Prostudujte si tuto pasáž

  
/ 10837  
  

9223. De eerstelingen van uw koren en de eerstelingen van uw wijn, zult gij niet vertragen; dat dit betekent dat omdat alle goedheden en waarheden uit de Heer zijn, die aan Hem moeten worden toegekend en niet aan zichzelf, dit staat vast uit de betekenis van de eerstelingen, dus die dingen die op de eerste plaats zullen zijn en dus de belangrijkste van alle zijn, waarover hierna; uit de betekenis van het koren, te weten het goede van het ware van het geloof, nrs. 5295, 5410, 5959; en uit de betekenis van de wijn, namelijk het ware van het goede, nrs. 1798, 6377; en uit de betekenis van niet vertragen, wanneer over het goede en het ware van het geloof wordt gehandeld, dus toekennen vanuit de aandoening, want dat wat niet traag maar haastig plaatsvindt, komt voort uit de aandoening van de liefde, nrs. 7695, 7866; dat het is toekennen aan de Heer, komt omdat de eerstelingen, zoals eveneens de eerstgeboorten, aan Jehovah werden gegeven en door Jehovah aan Aharon en diens zaad; en onder Jehovah wordt in het Woord de Heer verstaan, nrs. 1736, 2921, 3023, 3035, 5663, 6303, 6945, 6956, 8274, 8864; en daarom wordt, aangezien de eerstelingen van het koren en van de wijn de goedheden en de waarheden van het geloof zijn, verstaan, dat die dingen aan de Heer moeten worden toegekend, omdat zij uit Hem zijn.

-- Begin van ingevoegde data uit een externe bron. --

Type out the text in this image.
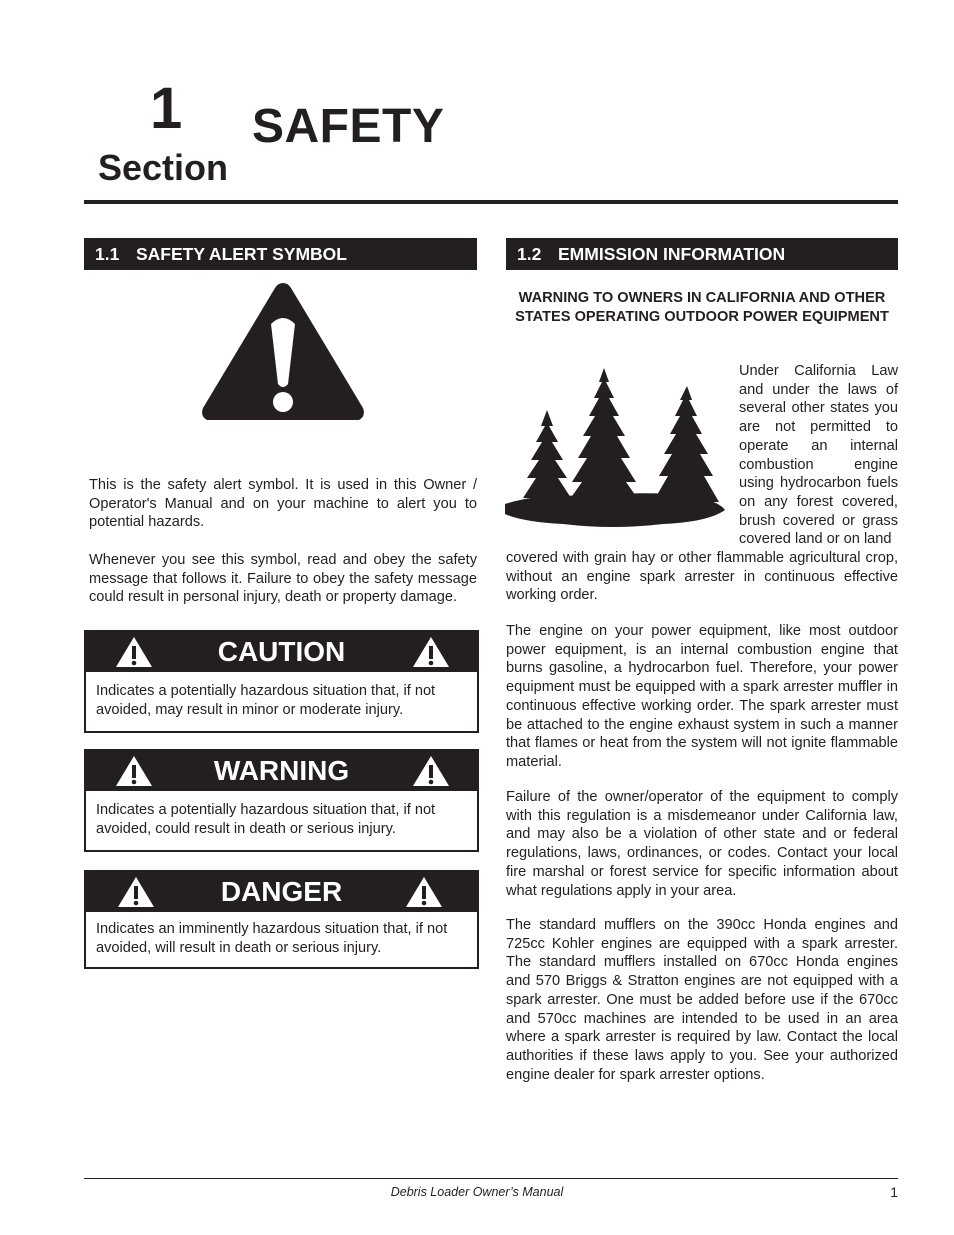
1
Section
SAFETY
1.1 SAFETY ALERT SYMBOL

This is the safety alert symbol. It is used in this Owner / Operator's Manual and on your machine to alert you to potential hazards.

Whenever you see this symbol, read and obey the safety message that follows it. Failure to obey the safety message could result in personal injury, death or property damage.

CAUTION
Indicates a potentially hazardous situation that, if not avoided, may result in minor or moderate injury.
WARNING
Indicates a potentially hazardous situation that, if not avoided, could result in death or serious injury.
DANGER
Indicates an imminently hazardous situation that, if not avoided, will result in death or serious injury.
1.2 EMMISSION INFORMATION
WARNING TO OWNERS IN CALIFORNIA AND OTHER STATES OPERATING OUTDOOR POWER EQUIPMENT

Under California Law and under the laws of several other states you are not permitted to operate an internal combustion engine using hydrocarbon fuels on any forest covered, brush covered or grass covered land or on land

covered with grain hay or other flammable agricultural crop, without an engine spark arrester in continuous effective working order.

The engine on your power equipment, like most outdoor power equipment, is an internal combustion engine that burns gasoline, a hydrocarbon fuel. Therefore, your power equipment must be equipped with a spark arrester muffler in continuous effective working order. The spark arrester must be attached to the engine exhaust system in such a manner that flames or heat from the system will not ignite flammable material.

Failure of the owner/operator of the equipment to comply with this regulation is a misdemeanor under California law, and may also be a violation of other state and or federal regulations, laws, ordinances, or codes. Contact your local fire marshal or forest service for specific information about what regulations apply in your area.

The standard mufflers on the 390cc Honda engines and 725cc Kohler engines are equipped with a spark arrester. The standard mufflers installed on 670cc Honda engines and 570 Briggs & Stratton engines are not equipped with a spark arrester. One must be added before use if the 670cc and 570cc machines are intended to be used in an area where a spark arrester is required by law. Contact the local authorities if these laws apply to you. See your authorized engine dealer for spark arrester options.

Debris Loader Owner’s Manual	1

Dat alles van het denken en van het willen bij de mens invloeit, zie de nrs. 2886-2888, 3142, 3147, 4151, 4249, 5119, 5147, 5150, 5259, 5482, 5649, 5779, 5854, 5893, 6027, 6982, 6985, 6996, 7004, 7055, 7056, 7058, 7270, 7343, 8321, 8685, 8701, 8717, 8728, 8823, 8864, 9110, 9111; en hetzelfde uit ondervinding, nrs. 6053-6058, 6189-6215, 6307-6327, 6466-6495, 6598-6626.

De eerstelingen die aan de Heer moesten worden geofferd, waren de eerstelingen van de oogst en de eerstelingen van de wijnoogst en verder de eerstelingen van het scheren en ook de eerstelingen van de vrucht.

De eerstelingen van de oogst waren de geroosterde en de groene aren en verder een schoof die gewiegeld moest worden en daarna de dingen van de dorsvloer, die koeken waren; de eerstelingen van de wijnoogst echter waren de eerstelingen van de wijn, de most en de olie en behalve die waren er de eerstelingen van het scheren van het kleinvee en eveneens de eerstelingen van de vrucht; deze werden geofferd in een korf.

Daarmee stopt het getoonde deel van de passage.